Ela teve um filho, o João Batista, mas o Messias é seu primo, Jesus. A razão de tudo é Jesus. Isabel só teve o filho porque Jesus iria nascer. Deus não estava atendendo a um capricho, mas diminuindo a importância do que a obsessão projetava.

Jesus nasce para pessoas que precisam ser libertas da idolatria de seus desejos e sonhos, que precisam entender que a maior de suas realizações ainda será apenas coadjuvante do Deus menino.

Para Maria

Maria era uma menina, já noiva de um homem provavelmente mais maduro. Como toda menina daqueles dias sabia que o que lhe estava reservado era um bom casamento, ter filhos e cuidar dos seus. Feliz com a honradez de seu pai em lhe entregar a um bom homem, ela esperava o dia de seu casamento.

Um anjo lhe aparece e diz que ela ficará grávida e que terá um filho gerado por Deus. Como isso poderia ser, se ela ainda era virgem? Este milagre seria descomplicado apenas diante da situação. Ela teria de contar ao noivo e à família que estava grávida e ainda precisaria contar com o milagre de crerem na história. Por estar noiva, caso aparecesse grávida de outro homem, seria considerada adúltera e condenada à morte por apedrejamento.

Tudo lhe passa rapidamente pela cabeça. A vergonha dos pais, o rancor do noivo, o medo da morte. Talvez fosse melhor morrer a viver com o estigma de mulher sem vergonha.
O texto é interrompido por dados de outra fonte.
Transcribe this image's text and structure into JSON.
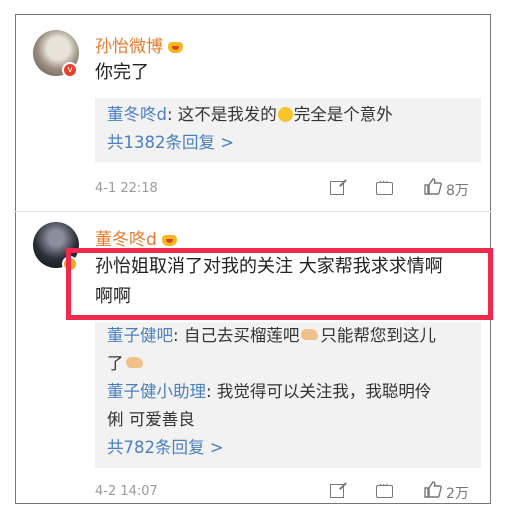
{
  "comments": [
    {
      "username": "孙怡微博",
      "text": "你完了",
      "replies": [
        {
          "name": "董冬咚d",
          "sep": ": ",
          "text_before": "这不是我发的",
          "text_after": "完全是个意外"
        }
      ],
      "more_replies": "共1382条回复 >",
      "timestamp": "4-1 22:18",
      "like_count": "8万"
    },
    {
      "username": "董冬咚d",
      "text_line1": "孙怡姐取消了对我的关注 大家帮我求求情啊",
      "text_line2": "啊啊",
      "replies": [
        {
          "name": "董子健吧",
          "sep": ": ",
          "text_before": "自己去买榴莲吧",
          "text_mid": "只能帮您到这儿",
          "text_line2": "了"
        },
        {
          "name": "董子健小助理",
          "sep": ": ",
          "text_line1": "我觉得可以关注我，我聪明伶",
          "text_line2": "俐 可爱善良"
        }
      ],
      "more_replies": "共782条回复 >",
      "timestamp": "4-2 14:07",
      "like_count": "2万"
    }
  ],
  "accent_color": "#e77b2d",
  "link_color": "#4a7fc0",
  "highlight_color": "#ee2a4d"
}
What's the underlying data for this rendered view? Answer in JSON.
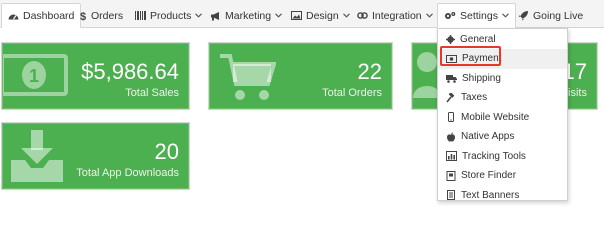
{
  "nav": {
    "tabs": [
      {
        "label": "Dashboard",
        "icon": "dashboard-icon",
        "active": true
      },
      {
        "label": "Orders",
        "icon": "dollar-icon"
      },
      {
        "label": "Products",
        "icon": "barcode-icon",
        "has_dropdown": true
      },
      {
        "label": "Marketing",
        "icon": "megaphone-icon",
        "has_dropdown": true
      },
      {
        "label": "Design",
        "icon": "image-icon",
        "has_dropdown": true
      },
      {
        "label": "Integration",
        "icon": "link-icon",
        "has_dropdown": true
      },
      {
        "label": "Settings",
        "icon": "gears-icon",
        "has_dropdown": true,
        "open": true
      },
      {
        "label": "Going Live",
        "icon": "rocket-icon"
      }
    ]
  },
  "tiles": {
    "sales": {
      "value": "$5,986.64",
      "label": "Total Sales",
      "icon": "money-icon"
    },
    "orders": {
      "value": "22",
      "label": "Total Orders",
      "icon": "cart-icon"
    },
    "visits": {
      "value": "17",
      "label": "Visits",
      "icon": "users-icon"
    },
    "downloads": {
      "value": "20",
      "label": "Total App Downloads",
      "icon": "download-icon"
    }
  },
  "settings_menu": {
    "items": [
      {
        "label": "General",
        "icon": "gear-icon"
      },
      {
        "label": "Payment",
        "icon": "payment-icon",
        "highlighted": true
      },
      {
        "label": "Shipping",
        "icon": "truck-icon"
      },
      {
        "label": "Taxes",
        "icon": "gavel-icon"
      },
      {
        "label": "Mobile Website",
        "icon": "mobile-icon"
      },
      {
        "label": "Native Apps",
        "icon": "apple-icon"
      },
      {
        "label": "Tracking Tools",
        "icon": "bar-chart-icon"
      },
      {
        "label": "Store Finder",
        "icon": "store-icon"
      },
      {
        "label": "Text Banners",
        "icon": "document-icon"
      }
    ]
  },
  "colors": {
    "tile_green": "#4caf50",
    "highlight_red": "#e53a2b",
    "nav_bg": "#f4f4f4"
  }
}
E ela era só uma menina! Despreparada completamente para aquele filho! Ele chegou numa hora errada. Ela tinha tantos planos e aquela criança iria atrapalhar toda sua vida.

Muitas pessoas se sentem assim diante de uma gravidez inesperada. Todos os medos que uma mulher sente quando recebe uma notícia assim, estão previstos para Maria também. E ela decidiu aceitar o filho não como o causador de todos os seus problemas a partir de então, mas como presente de Deus.

Filho é filho! É presente! É bênção! O restante é que precisa se acomodar. O mundo ao redor é que precisa mudar.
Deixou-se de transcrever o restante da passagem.